Open Doors, a charity dedicated to supporting persecuted Christians world-wide, says there are over 260 million Christians worldwide spread across 50 countries that experience extreme, very high or high levels of persecution. You can view a world map at the link above. (https://www.opendoorsuk.org/persecution/world-watch-list/)
The UK government Preventing Sexual Violence in Conflict Initiative (PSVI) team has launched a ‘Declaration of Humanity’. This is in recognition, “that women and girls from religious minorities often suffer. Why? Because of their gender, or indeed their faith.” As Christians we can not only pray we can advocate for the needs of those suffering for their faith.
Psalm 74 is written arising from a comparable experience, the conquering of Judah, the destruction of the temple in Jerusalem and the taking of many into captivity in Babylon.

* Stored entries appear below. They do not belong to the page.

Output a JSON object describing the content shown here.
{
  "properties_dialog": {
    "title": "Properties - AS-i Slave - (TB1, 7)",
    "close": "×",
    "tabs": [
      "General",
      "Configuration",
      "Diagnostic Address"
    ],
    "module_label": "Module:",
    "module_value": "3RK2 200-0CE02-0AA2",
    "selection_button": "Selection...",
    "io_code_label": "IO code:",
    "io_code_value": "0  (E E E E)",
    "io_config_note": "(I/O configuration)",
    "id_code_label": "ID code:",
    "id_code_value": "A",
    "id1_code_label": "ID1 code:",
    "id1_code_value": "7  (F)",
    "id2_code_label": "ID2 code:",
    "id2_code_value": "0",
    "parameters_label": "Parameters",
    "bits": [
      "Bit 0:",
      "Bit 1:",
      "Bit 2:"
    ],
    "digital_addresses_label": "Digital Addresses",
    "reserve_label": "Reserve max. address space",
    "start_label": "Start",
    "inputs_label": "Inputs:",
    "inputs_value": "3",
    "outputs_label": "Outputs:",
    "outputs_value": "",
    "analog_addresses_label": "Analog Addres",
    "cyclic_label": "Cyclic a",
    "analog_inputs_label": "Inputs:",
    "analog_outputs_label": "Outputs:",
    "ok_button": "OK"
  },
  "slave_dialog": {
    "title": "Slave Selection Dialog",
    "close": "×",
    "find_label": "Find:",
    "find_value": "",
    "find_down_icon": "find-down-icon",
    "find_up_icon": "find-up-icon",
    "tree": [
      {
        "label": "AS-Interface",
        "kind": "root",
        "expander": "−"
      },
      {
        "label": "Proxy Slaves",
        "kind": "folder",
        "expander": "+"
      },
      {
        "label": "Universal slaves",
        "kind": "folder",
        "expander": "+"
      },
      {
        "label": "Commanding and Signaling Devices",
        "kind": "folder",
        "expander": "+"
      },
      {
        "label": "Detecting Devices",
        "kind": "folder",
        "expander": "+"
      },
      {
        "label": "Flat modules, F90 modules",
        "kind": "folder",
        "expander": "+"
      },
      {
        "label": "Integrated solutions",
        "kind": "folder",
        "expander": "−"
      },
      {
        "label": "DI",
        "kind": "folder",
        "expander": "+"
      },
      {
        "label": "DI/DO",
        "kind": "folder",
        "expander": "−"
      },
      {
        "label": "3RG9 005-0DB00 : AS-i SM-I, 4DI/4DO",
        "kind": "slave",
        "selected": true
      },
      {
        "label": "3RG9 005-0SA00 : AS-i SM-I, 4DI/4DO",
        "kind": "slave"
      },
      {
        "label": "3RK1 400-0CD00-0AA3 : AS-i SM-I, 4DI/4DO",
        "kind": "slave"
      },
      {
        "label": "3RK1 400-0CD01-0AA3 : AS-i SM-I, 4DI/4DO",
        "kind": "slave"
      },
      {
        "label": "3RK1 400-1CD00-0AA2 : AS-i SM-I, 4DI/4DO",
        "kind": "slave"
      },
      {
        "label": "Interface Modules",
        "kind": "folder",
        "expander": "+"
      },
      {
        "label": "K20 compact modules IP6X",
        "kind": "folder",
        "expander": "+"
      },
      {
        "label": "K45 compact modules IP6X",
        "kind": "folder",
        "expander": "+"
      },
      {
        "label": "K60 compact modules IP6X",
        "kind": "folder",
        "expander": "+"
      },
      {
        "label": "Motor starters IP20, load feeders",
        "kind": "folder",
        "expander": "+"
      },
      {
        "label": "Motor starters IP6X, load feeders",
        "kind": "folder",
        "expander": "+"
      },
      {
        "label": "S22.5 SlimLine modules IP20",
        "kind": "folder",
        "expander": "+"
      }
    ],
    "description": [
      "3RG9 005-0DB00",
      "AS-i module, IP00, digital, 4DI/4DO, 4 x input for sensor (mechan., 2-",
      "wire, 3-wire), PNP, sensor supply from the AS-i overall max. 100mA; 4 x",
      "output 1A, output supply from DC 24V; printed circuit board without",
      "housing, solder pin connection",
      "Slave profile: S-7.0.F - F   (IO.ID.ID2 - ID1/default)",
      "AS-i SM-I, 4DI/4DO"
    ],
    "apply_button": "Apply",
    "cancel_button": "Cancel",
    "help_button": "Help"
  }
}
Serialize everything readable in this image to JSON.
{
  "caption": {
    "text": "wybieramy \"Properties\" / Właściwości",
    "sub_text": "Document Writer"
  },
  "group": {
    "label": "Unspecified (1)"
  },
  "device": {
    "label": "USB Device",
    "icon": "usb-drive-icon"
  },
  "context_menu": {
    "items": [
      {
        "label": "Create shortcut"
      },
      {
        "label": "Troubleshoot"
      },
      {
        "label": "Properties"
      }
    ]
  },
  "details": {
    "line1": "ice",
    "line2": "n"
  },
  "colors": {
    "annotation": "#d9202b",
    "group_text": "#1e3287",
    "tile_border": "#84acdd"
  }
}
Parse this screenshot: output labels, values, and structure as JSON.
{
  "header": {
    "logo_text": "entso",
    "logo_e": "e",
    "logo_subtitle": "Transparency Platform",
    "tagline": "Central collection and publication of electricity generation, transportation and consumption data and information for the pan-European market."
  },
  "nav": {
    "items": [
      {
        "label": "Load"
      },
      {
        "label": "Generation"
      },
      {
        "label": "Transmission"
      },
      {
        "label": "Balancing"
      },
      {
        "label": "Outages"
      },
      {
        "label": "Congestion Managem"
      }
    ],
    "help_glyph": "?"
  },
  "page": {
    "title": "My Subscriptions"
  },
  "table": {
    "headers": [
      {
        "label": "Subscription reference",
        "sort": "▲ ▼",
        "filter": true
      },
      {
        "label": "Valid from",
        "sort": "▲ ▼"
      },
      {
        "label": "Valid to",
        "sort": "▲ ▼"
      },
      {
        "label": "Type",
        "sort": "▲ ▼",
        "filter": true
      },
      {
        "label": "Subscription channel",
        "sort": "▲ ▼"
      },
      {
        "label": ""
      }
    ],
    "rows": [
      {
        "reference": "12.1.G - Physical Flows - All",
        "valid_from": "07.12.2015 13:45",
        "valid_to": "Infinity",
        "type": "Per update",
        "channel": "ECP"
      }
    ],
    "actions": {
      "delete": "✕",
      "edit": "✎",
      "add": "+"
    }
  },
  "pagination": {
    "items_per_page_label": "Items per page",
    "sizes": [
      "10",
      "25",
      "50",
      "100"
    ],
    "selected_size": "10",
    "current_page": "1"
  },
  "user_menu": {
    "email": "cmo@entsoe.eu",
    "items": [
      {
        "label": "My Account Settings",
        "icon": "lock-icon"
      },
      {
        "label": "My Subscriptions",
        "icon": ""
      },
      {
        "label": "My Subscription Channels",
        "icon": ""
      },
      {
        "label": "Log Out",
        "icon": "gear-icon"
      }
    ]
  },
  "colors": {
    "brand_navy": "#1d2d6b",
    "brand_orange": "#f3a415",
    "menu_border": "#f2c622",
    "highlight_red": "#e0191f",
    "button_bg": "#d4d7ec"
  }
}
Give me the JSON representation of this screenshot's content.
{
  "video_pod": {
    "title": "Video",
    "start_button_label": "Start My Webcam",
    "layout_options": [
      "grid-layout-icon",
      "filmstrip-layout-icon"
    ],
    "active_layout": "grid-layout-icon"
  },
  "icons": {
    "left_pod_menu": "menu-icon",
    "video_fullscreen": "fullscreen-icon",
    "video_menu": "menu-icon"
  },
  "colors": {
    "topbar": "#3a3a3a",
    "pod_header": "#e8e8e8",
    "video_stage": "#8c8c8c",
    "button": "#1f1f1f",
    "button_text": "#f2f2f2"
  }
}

What is different is that this was a consequence of Israel’s repeated sequence of disobedience and idolatry over a prolonged period from the death of Solomon. It provides an insight into what it feels like to be in the middle of devastation that is completely beyond our control. It also provides an example of how we might pray in such a circumstance.
The pattern is one of appeal and reminder:
“An appeal: remember us (vv 1-3)
A reminder: what they have done (vv 4-9)
An appeal: destroy them (vv 10-11)
A reminder: what you have done (12-17)
An appeal: vindicate yourself (vv 18-23)” (Michael Wilcock, Psalms 73-150, BST)
Please read through the psalm and we will look at the text in the next reflection.
Do we remember our brothers and sisters experiencing persecution in our prayers?